灵狼子个子不高,够不到山祖的嘴巴,就跳了跳,手下没把握好力度,将豆粉直接就抹了山祖一脸,山祖只好无奈地接过豆沙酥,道:“好的好的,我知道了,你快些坐下来吧。”
“好!”
灵狼子高高兴兴应了下来,临了还小心翼翼地将装着豆沙酥的盘子塞进山祖手里,道:“山祖哥哥你多吃一些,你要是还想吃,灵狼子再给你去磨豆粉!”
“灵狼子,不要一直缠着你山祖哥哥,到旁边坐下。”
所幸在这时,祭山婆终于开口说话,山祖这才免了灵狼子那没完没了的纠缠,高兴地将手上的盘子放到桌上,接过禾茉递过来的手帕,擦了擦脸上的豆粉,却听祭山婆说道:
“长歌,海王派人送了婚书过来,虽然是你母亲生前为你定下的婚约,但毕竟是你的终身大事,我不好擅自给你做决定,所以让禾茉特意去将你给喊了回来。”
噗!
山祖擦完脸,顺手拿起茶杯喝茶,才刚喝了一口,便被祭山婆的这席话,吓得统统喷了出来。
“婚书?我和谁?洛璃宫的谁?墨德?”
眼见祭山婆点了点头,山祖急得扔掉手中的杯子:“这不胡闹啊!母亲什么时候给我定下了这么一门亲事,我怎么从未听过!”
祭山婆道:“许多年了,那时候夫人还没怀上你,去母神殿上赴宴,眼见洛璃宫的大公主长得乖巧可爱,便夸赞了一句漂亮,母神便戏说,若夫人日后生了公子,便可与海王结下亲家,后来夫人和你父亲一同出了事,我也以为早些年的戏言不会作数,谁曾想,前几日,海王竟然派了人来,送来婚书,并且一个月后,墨德公主也会亲自过来清风岭。”
墨德……刁蛮任性且公主病极其、十分严重的墨德!
把她娶过来,那还不是娶了一个祖宗进门?!
山祖只觉得太阳穴隐隐作痛,捂着脑袋道:“不成,这门婚事我不同意,祭山婆婆,婚书在哪里,我现在就去洛璃宫,回了这门亲事。”

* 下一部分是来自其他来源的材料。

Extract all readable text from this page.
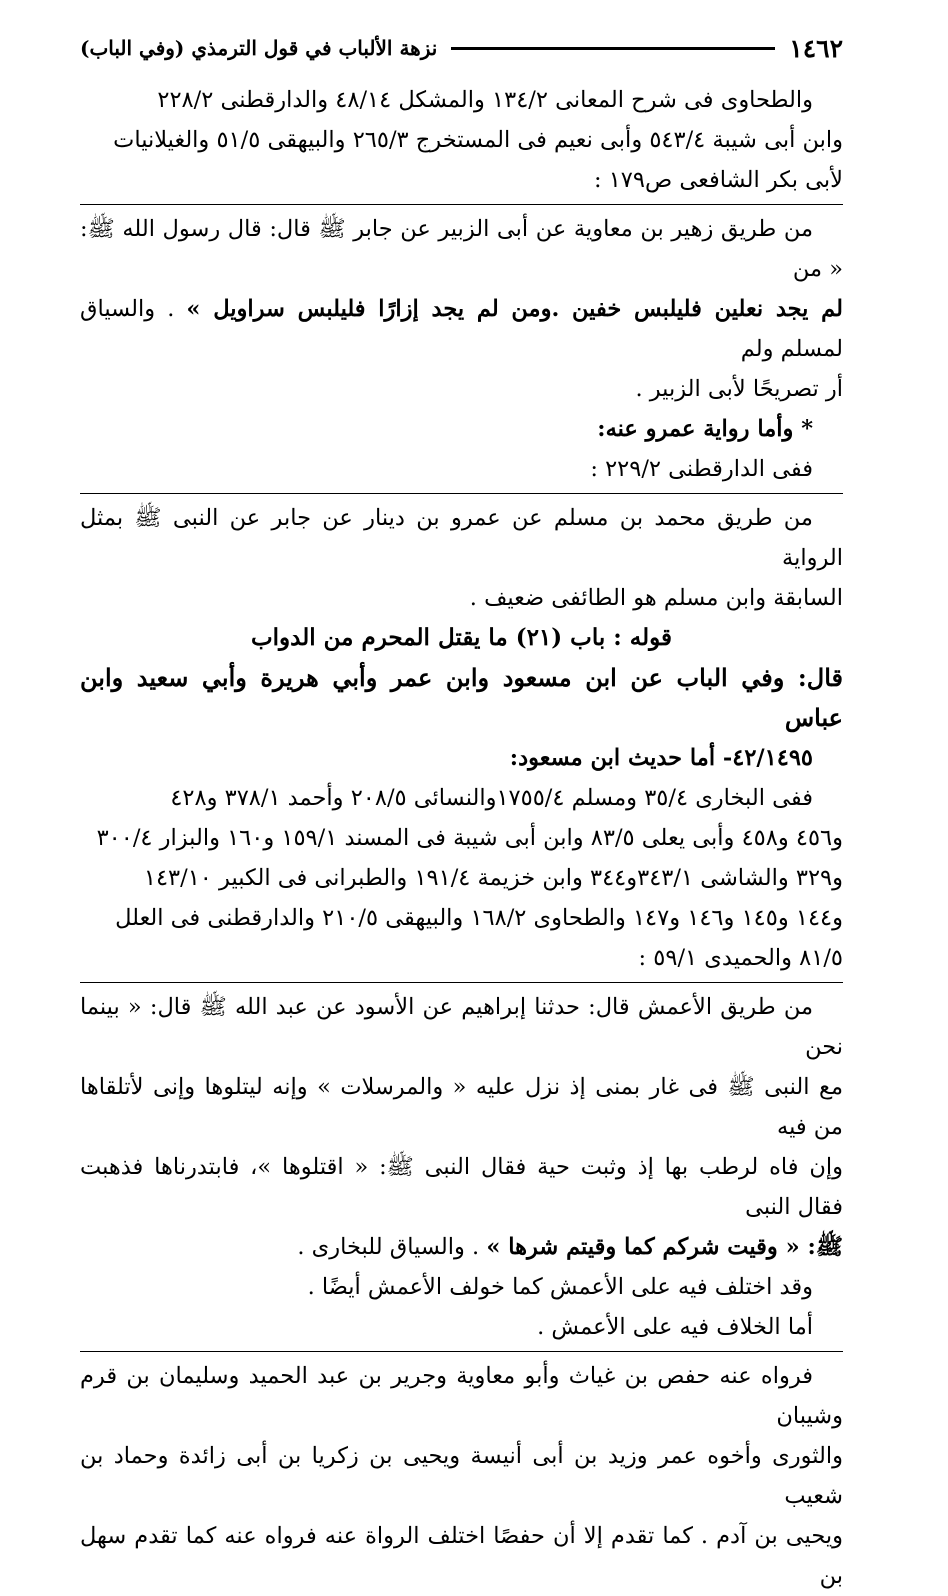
١٤٦٢
نزهة الألباب في قول الترمذي (وفي الباب)

والطحاوى فى شرح المعانى ١٣٤/٢ والمشكل ٤٨/١٤ والدارقطنى ٢٢٨/٢

وابن أبى شيبة ٥٤٣/٤ وأبى نعيم فى المستخرج ٢٦٥/٣ والبيهقى ٥١/٥ والغيلانيات

لأبى بكر الشافعى ص١٧٩ :

من طريق زهير بن معاوية عن أبى الزبير عن جابر ﷺ قال: قال رسول الله ﷺ: « من

لم يجد نعلين فليلبس خفين .ومن لم يجد إزارًا فليلبس سراويل » . والسياق لمسلم ولم

أر تصريحًا لأبى الزبير .

* وأما رواية عمرو عنه:

ففى الدارقطنى ٢٢٩/٢ :

من طريق محمد بن مسلم عن عمرو بن دينار عن جابر عن النبى ﷺ بمثل الرواية

السابقة وابن مسلم هو الطائفى ضعيف .

قوله : باب (٢١) ما يقتل المحرم من الدواب

قال: وفي الباب عن ابن مسعود وابن عمر وأبي هريرة وأبي سعيد وابن عباس

٤٢/١٤٩٥- أما حديث ابن مسعود:

ففى البخارى ٣٥/٤ ومسلم ١٧٥٥/٤والنسائى ٢٠٨/٥ وأحمد ٣٧٨/١ و٤٢٨

و٤٥٦ و٤٥٨ وأبى يعلى ٨٣/٥ وابن أبى شيبة فى المسند ١٥٩/١ و١٦٠ والبزار ٣٠٠/٤

و٣٢٩ والشاشى ٣٤٣/١و٣٤٤ وابن خزيمة ١٩١/٤ والطبرانى فى الكبير ١٤٣/١٠

و١٤٤ و١٤٥ و١٤٦ و١٤٧ والطحاوى ١٦٨/٢ والبيهقى ٢١٠/٥ والدارقطنى فى العلل

٨١/٥ والحميدى ٥٩/١ :

من طريق الأعمش قال: حدثنا إبراهيم عن الأسود عن عبد الله ﷺ قال: « بينما نحن

مع النبى ﷺ فى غار بمنى إذ نزل عليه « والمرسلات » وإنه ليتلوها وإنى لأتلقاها من فيه

وإن فاه لرطب بها إذ وثبت حية فقال النبى ﷺ: « اقتلوها »، فابتدرناها فذهبت فقال النبى

ﷺ: « وقيت شركم كما وقيتم شرها » . والسياق للبخارى .

وقد اختلف فيه على الأعمش كما خولف الأعمش أيضًا .

أما الخلاف فيه على الأعمش .

فرواه عنه حفص بن غياث وأبو معاوية وجرير بن عبد الحميد وسليمان بن قرم وشيبان

والثورى وأخوه عمر وزيد بن أبى أنيسة ويحيى بن زكريا بن أبى زائدة وحماد بن شعيب

ويحيى بن آدم . كما تقدم إلا أن حفصًا اختلف الرواة عنه فرواه عنه كما تقدم سهل بن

祭山婆却皱着眉头,隐隐担忧道:“恐怕这门婚事还不能就这么简简单单退了。”
山祖问道:“为何?”
祭山婆道:“婚书上有夫人的签字。”
人界有个规定,叫做父母之命、媒妁之言,神仙虽说要比人活得长久多了,许多规矩也松散多了,但是事关终身大事的嫁娶婚配,却还是遵循着这一死板的道理,更何况,山祖与墨德的这一婚约,还是山祖亡故的母亲,在生前所立下的,若是毁约,便就是不孝。
山祖却道:“既然我不能退婚,便让墨德退婚。”
祭山婆道:“长歌如何知道,墨德公主便肯退这婚事?”
山祖想起在明玉诏与墨德那次不大不小的冲突,自认为对于墨德的性子还是有些了解的,墨德自小便被高高捧起,所有的人都是让着她、宠着她,鲜少遇到不顺心的事情。她若是知道自己无意于这门婚事,必定觉得自尊心受到挫伤,若是自己能够适当地对她进行暗示,墨德便会在山祖正式提出退婚之前,先一步解除这纸不像话的婚书。
但是……山祖想错了。
山祖在清风岭留了一个月,一个月后,墨德公主如约上门。
山祖特意摆了一桌好酒好菜,为墨德公主洗尘接风,奈何墨德公主只瞥了一眼山祖让人精心准备下的东西,竟是哼了一声,道:“你可是有什么地方看我不过?”
山祖一愣,道:“没啊。”
墨德道:“那你拿这些粗茶淡饭,是来磕碜谁的?”
粗……茶……淡……饭?
一旁非要凑热闹,赖着不肯走的灵狼子,一听便不高兴道:“这都是我们这里最好的东西!你竟然敢说我们的东西不好!你走!我们才不欢迎你来呢!”
“哪里来的小蠢狼!”
墨德被这陡然蹿出来的小奶狼咬住了脚踝,吓得拿出自己的魂冥枪,便直接往小奶狼的天灵盖扎下去,山祖一见不好,赶忙出手从墨德手下,救回灵狼子的性命,道:
“小狼野性未收,公主莫与它计较。”
墨德冷声道:“野性未收的畜生就该好好锁起来,放出来咬了人,便该死!”
“你是坏人!你是坏人!”
灵狼子扭动着小小身子,对着墨德龇牙咧嘴,恨不得能够扑上去咬几口,山祖黑着脸将灵狼子交给禾茉,让她带这小奶狼下去,然后转身对墨德拱了拱手,道:“长歌替这小狼,向公主道歉了。”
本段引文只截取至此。